La rubia asintió. Samantha no entendía nada. ¿Acaso estarían hablando en código?, penso
"Entonces en esta o en cualquier vida estoy destinado a amar sin ser correspondido"
"Me temo que si, yo lo siento, pero las cosas son como son"
"Una pregunta que me recorre la cabeza ¿Dónde narices anda Gabrielle?"
"Le perdí el rastro en Jamaica" se mofo la profesora
"¿Jamaica?" preguntó él con humor
"Es azafata" aclaro
Henry miro al suelo, con humor, mientras Samantha, algo desquiciada, volvía a hablar
"Vale, esto es lo que tenemos hasta ahora, Draco le tiene en un callejón, donde él y yo solíamos... el caso es que él lo llamaba nidito del amor, y según la nota, hay es donde se lo ha llevado"
"Las guerreras siempre queréis llevar el control de la situación, ¿verdad?

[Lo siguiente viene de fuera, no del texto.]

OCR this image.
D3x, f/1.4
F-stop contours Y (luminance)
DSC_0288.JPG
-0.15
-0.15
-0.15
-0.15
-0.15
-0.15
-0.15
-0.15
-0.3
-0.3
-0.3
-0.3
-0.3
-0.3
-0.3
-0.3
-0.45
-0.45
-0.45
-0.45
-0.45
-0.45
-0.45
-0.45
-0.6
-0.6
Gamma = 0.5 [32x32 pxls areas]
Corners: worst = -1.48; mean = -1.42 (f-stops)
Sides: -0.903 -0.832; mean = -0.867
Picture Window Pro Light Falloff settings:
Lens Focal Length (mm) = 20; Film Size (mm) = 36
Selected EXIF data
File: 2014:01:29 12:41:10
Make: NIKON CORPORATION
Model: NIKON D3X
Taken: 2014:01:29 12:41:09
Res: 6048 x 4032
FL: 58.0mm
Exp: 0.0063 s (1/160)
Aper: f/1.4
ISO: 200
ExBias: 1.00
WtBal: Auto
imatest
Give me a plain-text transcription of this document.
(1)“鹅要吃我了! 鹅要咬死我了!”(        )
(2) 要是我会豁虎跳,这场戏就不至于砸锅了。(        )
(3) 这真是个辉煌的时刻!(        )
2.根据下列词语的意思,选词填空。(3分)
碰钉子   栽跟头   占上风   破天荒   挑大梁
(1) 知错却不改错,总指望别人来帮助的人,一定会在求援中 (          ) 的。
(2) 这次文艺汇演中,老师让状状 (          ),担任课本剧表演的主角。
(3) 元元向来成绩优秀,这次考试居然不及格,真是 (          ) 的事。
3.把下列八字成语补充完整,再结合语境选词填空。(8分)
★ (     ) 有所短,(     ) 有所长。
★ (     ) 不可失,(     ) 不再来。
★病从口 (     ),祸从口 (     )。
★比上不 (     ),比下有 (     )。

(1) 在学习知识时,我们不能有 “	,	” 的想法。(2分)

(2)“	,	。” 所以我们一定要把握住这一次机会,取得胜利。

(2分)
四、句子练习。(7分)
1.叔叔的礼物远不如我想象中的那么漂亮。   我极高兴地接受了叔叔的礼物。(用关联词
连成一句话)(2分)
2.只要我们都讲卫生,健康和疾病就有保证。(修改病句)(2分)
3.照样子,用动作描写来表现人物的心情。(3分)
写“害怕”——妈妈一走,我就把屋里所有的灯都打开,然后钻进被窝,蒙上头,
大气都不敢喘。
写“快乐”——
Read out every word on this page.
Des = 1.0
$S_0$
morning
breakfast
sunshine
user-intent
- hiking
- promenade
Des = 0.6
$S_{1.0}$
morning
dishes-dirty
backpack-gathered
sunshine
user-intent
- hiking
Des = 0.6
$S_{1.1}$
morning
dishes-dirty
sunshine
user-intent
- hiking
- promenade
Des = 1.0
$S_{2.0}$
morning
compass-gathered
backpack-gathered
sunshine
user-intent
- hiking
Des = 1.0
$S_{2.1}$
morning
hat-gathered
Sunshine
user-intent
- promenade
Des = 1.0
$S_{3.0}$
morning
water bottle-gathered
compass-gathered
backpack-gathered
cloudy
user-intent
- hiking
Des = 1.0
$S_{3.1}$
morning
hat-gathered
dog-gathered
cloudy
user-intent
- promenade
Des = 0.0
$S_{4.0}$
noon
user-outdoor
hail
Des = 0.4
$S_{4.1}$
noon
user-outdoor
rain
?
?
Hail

"¡¿Qué?!" pregunto extrañada Samantha
"Esto es demasiado arriesgado" dijo Henry, intentando hacer olvidar las palabras de la profesora de la mente de Samantha
"No hay otra salida, ni otra opción, así que sugiero que vayamos allí, y lo que ocurra ocurrirá" agrego Samantha
"Pero podría ser una trampa" se volvió a quejar la profesora
"Pero por el vale la pena, a demás, ¿qué podemos perder?"
"Te refieres a parte de nuestras vidas"
"¡Crees que es momento de bromas!"
"No es una broma, lo digo en serio" con este comentario, se pusieron en marcha en el coche de Henry, comino hacia el Nidito de amor. Cuando llegaron aparcaron unas manzanas delante el coche, esperando no llamar la atención. Se acercaron poco a poco al lugar indicado. Al llegar, se encontraron a Arthur atado de pies y manos, sobre una silla.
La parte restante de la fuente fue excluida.